En l’espèce, il résulte du jugement frappé d’appel que la société Crêpe Autrement n’a pas fait valoir d’observations sur l’exécution provisoire en première instance.

Or, elle ne fait état d’aucune conséquence excessive qui se serait révélée postérieurement à la décision de première instance.

Elle expose qu’elle est à jour de ses paiements et a apuré sa dette, que son expulsion entrainerait la perte de son droit au bail, la perte de son fonds de commerce, faute d’occupation régulière des locaux, sa liquidation judiciaire, les licenciements économiques de ses salariés.
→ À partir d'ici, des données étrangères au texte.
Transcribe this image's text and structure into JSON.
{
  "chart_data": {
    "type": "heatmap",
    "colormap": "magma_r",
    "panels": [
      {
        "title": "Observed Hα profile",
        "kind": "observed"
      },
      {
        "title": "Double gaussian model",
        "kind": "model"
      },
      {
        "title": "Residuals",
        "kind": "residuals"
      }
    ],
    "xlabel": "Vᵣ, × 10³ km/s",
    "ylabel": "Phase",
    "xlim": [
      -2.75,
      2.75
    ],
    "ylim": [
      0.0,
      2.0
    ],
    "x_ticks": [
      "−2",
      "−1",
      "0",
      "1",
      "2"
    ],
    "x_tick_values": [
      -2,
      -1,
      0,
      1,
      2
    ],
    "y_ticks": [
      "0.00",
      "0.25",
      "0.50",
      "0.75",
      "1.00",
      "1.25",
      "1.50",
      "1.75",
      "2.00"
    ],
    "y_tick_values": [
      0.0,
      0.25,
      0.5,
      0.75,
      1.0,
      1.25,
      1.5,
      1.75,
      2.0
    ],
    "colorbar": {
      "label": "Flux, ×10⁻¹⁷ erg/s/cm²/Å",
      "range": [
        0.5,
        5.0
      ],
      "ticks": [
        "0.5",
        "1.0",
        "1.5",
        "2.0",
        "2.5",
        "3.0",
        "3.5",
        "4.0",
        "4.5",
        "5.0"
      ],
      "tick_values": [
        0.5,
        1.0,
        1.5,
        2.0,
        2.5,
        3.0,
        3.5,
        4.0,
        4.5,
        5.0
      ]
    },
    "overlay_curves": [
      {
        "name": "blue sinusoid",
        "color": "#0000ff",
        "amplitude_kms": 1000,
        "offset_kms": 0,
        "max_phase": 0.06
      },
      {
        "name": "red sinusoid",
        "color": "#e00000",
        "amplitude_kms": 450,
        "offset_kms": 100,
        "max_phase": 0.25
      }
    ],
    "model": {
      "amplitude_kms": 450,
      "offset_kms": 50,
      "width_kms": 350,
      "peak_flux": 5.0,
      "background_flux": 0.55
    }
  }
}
Mais ces éléments ne constituent pas en eux même des conséquences manifestement excessives de l’exécution provisoire et leur éventualité était connue dès la première instance, l’expulsion ayant été demandée par la société Foncière du parc Monceau et les autres éléments invoqués découlant de manière hypothétique de ladite expulsion.

En outre, la société Crêpe Autrement ne produit aucune pièce attestant d’une impossibilité d’exploiter un autre local.

Faute de justifier de conséquences manifestement excessives révélées postérieurement à la décision de première instance, sa demande d’arrêt de l’exécution provisoire est irrecevable.

La société Crêpe Autrement sera tenue aux dépens, sans qu’il n’y ait lieu à distraction, s’agissant d’une matière sans représentation obligatoire et tenue d’indemniser, sur le fondement des dispositions de l’article 700 du code de procédure civile, la défenderesse des frais qu’elle a de nouveau été contraint d’engager, à hauteur de la somme de 1.500 euros.

PAR CES MOTIFS

Déclarons irrecevable la demande d’arrêt de l’exécution provisoire formée par la société Crêpe Autrement,

Condamnons la société Crêpe Autrement aux dépens de la présente instance ;

La condamnons à payer à la société Foncière du parc Monceau la somme de 1.500 euros en application de l’article 700 du code de procédure civile.

ORDONNANCE rendue par Mme Michèle CHOPIN, Conseillère, assistée de Mme Cécilie MARTEL, greffière présente lors de la mise à disposition de l’ordonnance au greffe de la Cour, les parties en ayant été préalablement avisées dans les conditions prévues au deuxième alinéa de l’article 450 du code de procédure civile.